(Image source from: Google)
Google announced on Tuesday that there is now a new way for users to see whether an image was created using generative artificial intelligence (AI). The tech giant, which is working on internal tools to label AI-generated content, announced in February that it would join the Content Provenance and Attribution Coalition (C2PA) as a steering committee member. After working with other industry participants to develop new technical standards, the company is now incorporating them into images accessible through its tools. The danger of AI-generated images is that many digitally created and enhanced images are indistinguishable from real images. This has led to a significant increase in the deepfaking problem, where real images of people, places and events created by artificial intelligence are mistaken for authentic and false information is spread.

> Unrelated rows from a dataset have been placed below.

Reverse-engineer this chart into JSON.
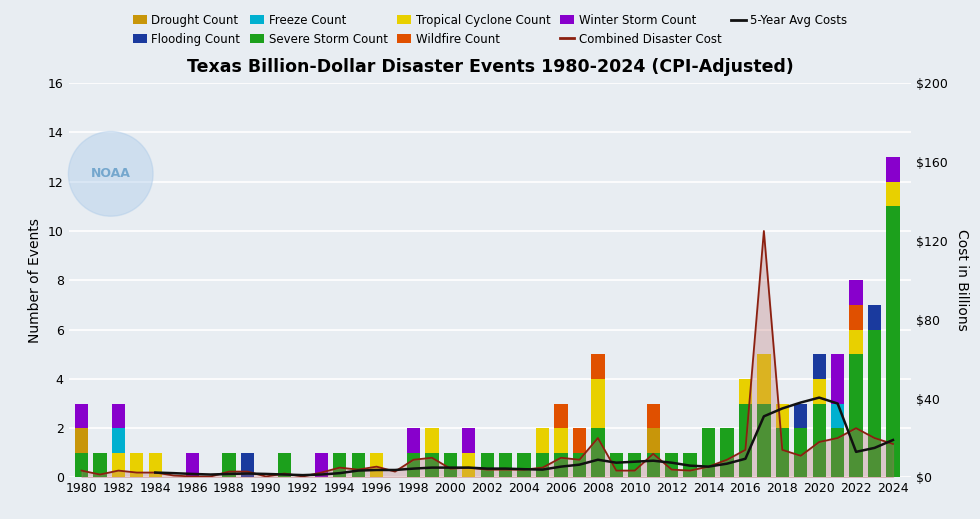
{
  "title": "Texas Billion-Dollar Disaster Events 1980-2024 (CPI-Adjusted)",
  "years": [
    1980,
    1981,
    1982,
    1983,
    1984,
    1985,
    1986,
    1987,
    1988,
    1989,
    1990,
    1991,
    1992,
    1993,
    1994,
    1995,
    1996,
    1997,
    1998,
    1999,
    2000,
    2001,
    2002,
    2003,
    2004,
    2005,
    2006,
    2007,
    2008,
    2009,
    2010,
    2011,
    2012,
    2013,
    2014,
    2015,
    2016,
    2017,
    2018,
    2019,
    2020,
    2021,
    2022,
    2023,
    2024
  ],
  "drought": [
    1,
    0,
    0,
    0,
    0,
    0,
    0,
    0,
    0,
    0,
    0,
    0,
    0,
    0,
    0,
    0,
    0,
    0,
    0,
    0,
    0,
    0,
    0,
    0,
    0,
    0,
    0,
    0,
    0,
    0,
    0,
    1,
    0,
    0,
    0,
    0,
    0,
    0,
    0,
    0,
    0,
    0,
    0,
    0,
    0
  ],
  "flooding": [
    0,
    0,
    0,
    0,
    0,
    0,
    0,
    0,
    0,
    1,
    0,
    0,
    0,
    0,
    0,
    0,
    0,
    0,
    0,
    0,
    0,
    0,
    0,
    0,
    0,
    0,
    0,
    0,
    0,
    0,
    0,
    0,
    0,
    0,
    0,
    0,
    0,
    0,
    0,
    1,
    1,
    0,
    0,
    1,
    0
  ],
  "freeze": [
    0,
    0,
    1,
    0,
    0,
    0,
    0,
    0,
    0,
    0,
    0,
    0,
    0,
    0,
    0,
    0,
    0,
    0,
    0,
    0,
    0,
    0,
    0,
    0,
    0,
    0,
    0,
    0,
    0,
    0,
    0,
    0,
    0,
    0,
    0,
    0,
    0,
    0,
    0,
    0,
    0,
    1,
    0,
    0,
    0
  ],
  "severe_storm": [
    1,
    1,
    0,
    0,
    0,
    0,
    0,
    0,
    1,
    0,
    0,
    1,
    0,
    0,
    1,
    1,
    0,
    0,
    1,
    1,
    1,
    0,
    1,
    1,
    1,
    1,
    1,
    1,
    2,
    1,
    1,
    1,
    1,
    1,
    2,
    2,
    3,
    3,
    2,
    2,
    3,
    2,
    5,
    6,
    11
  ],
  "tropical": [
    0,
    0,
    1,
    1,
    1,
    0,
    0,
    0,
    0,
    0,
    0,
    0,
    0,
    0,
    0,
    0,
    1,
    0,
    0,
    1,
    0,
    1,
    0,
    0,
    0,
    1,
    1,
    0,
    2,
    0,
    0,
    0,
    0,
    0,
    0,
    0,
    1,
    2,
    1,
    0,
    1,
    0,
    1,
    0,
    1
  ],
  "wildfire": [
    0,
    0,
    0,
    0,
    0,
    0,
    0,
    0,
    0,
    0,
    0,
    0,
    0,
    0,
    0,
    0,
    0,
    0,
    0,
    0,
    0,
    0,
    0,
    0,
    0,
    0,
    1,
    1,
    1,
    0,
    0,
    1,
    0,
    0,
    0,
    0,
    0,
    0,
    0,
    0,
    0,
    0,
    1,
    0,
    0
  ],
  "winter_storm": [
    1,
    0,
    1,
    0,
    0,
    0,
    1,
    0,
    0,
    0,
    0,
    0,
    0,
    1,
    0,
    0,
    0,
    0,
    1,
    0,
    0,
    1,
    0,
    0,
    0,
    0,
    0,
    0,
    0,
    0,
    0,
    0,
    0,
    0,
    0,
    0,
    0,
    0,
    0,
    0,
    0,
    2,
    1,
    0,
    1
  ],
  "combined_cost": [
    3.5,
    1.5,
    3.5,
    2.5,
    2.5,
    1.0,
    0.5,
    0.5,
    3.0,
    3.0,
    0.5,
    2.0,
    0.5,
    2.5,
    5.0,
    4.0,
    5.5,
    3.0,
    9.0,
    10.0,
    4.5,
    5.0,
    4.0,
    4.0,
    4.0,
    5.0,
    10.0,
    9.0,
    20.0,
    3.5,
    3.5,
    12.0,
    4.0,
    3.5,
    5.5,
    9.0,
    14.0,
    125.0,
    14.0,
    11.0,
    18.0,
    20.0,
    25.0,
    20.0,
    17.0
  ],
  "five_yr_avg": [
    null,
    null,
    null,
    null,
    2.5,
    2.2,
    1.8,
    1.5,
    1.8,
    2.0,
    1.8,
    1.5,
    1.2,
    1.5,
    2.2,
    3.5,
    3.8,
    3.8,
    4.5,
    5.0,
    5.0,
    5.0,
    4.5,
    4.5,
    4.2,
    4.0,
    5.5,
    6.5,
    9.0,
    7.5,
    8.0,
    8.5,
    7.5,
    6.0,
    5.5,
    7.0,
    9.5,
    31.0,
    35.0,
    38.0,
    40.5,
    37.5,
    13.0,
    15.0,
    19.0
  ],
  "colors": {
    "drought": "#c8960a",
    "flooding": "#1a3a9e",
    "freeze": "#00b0d0",
    "severe_storm": "#1ca01c",
    "tropical": "#e8d000",
    "wildfire": "#e05000",
    "winter_storm": "#8800cc",
    "combined_cost_line": "#8b2010",
    "five_yr_avg_line": "#111111",
    "fill_combined": "#c07070"
  },
  "ylabel_left": "Number of Events",
  "ylabel_right": "Cost in Billions",
  "ylim_left": [
    0,
    16
  ],
  "ylim_right": [
    0,
    200
  ],
  "yticks_left": [
    0,
    2,
    4,
    6,
    8,
    10,
    12,
    14,
    16
  ],
  "yticks_right": [
    0,
    40,
    80,
    120,
    160,
    200
  ],
  "ytick_labels_right": [
    "$0",
    "$40",
    "$80",
    "$120",
    "$160",
    "$200"
  ],
  "bg_color": "#e8edf2",
  "grid_color": "#ffffff"
}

Google said in a blog post that it worked with other members of the coalition in the first half of this year to develop a new version (2.1) of a technical standard called Content Credentials. It is said to be more secure against various types of manipulation and has stricter technical requirements. This standard is now being added to images searchable using Google tools. The tech giant said content credits will be integrated into images displayed on Google Images, Lens and Circle to Search. This means that when a user visits the About This Image section of an image, they can check the C2PA metadata to see whether the image was created or edited using AI tools. Additionally, Google announced plans to integrate C2PA metadata into its advertising system. This data will guide the company's key policies and implementation strategies moving forward. We're also looking at ways to communicate C2PA information to YouTube viewers so they know whether the video was captured on camera or created digitally. In particular, the tech giant is developing an internal artificial intelligence content watermarking technology called SynthID. Developed by Google DeepMind, this system embeds information into the pixels of images in a way that is invisible to the eye but visible when examined with special tools.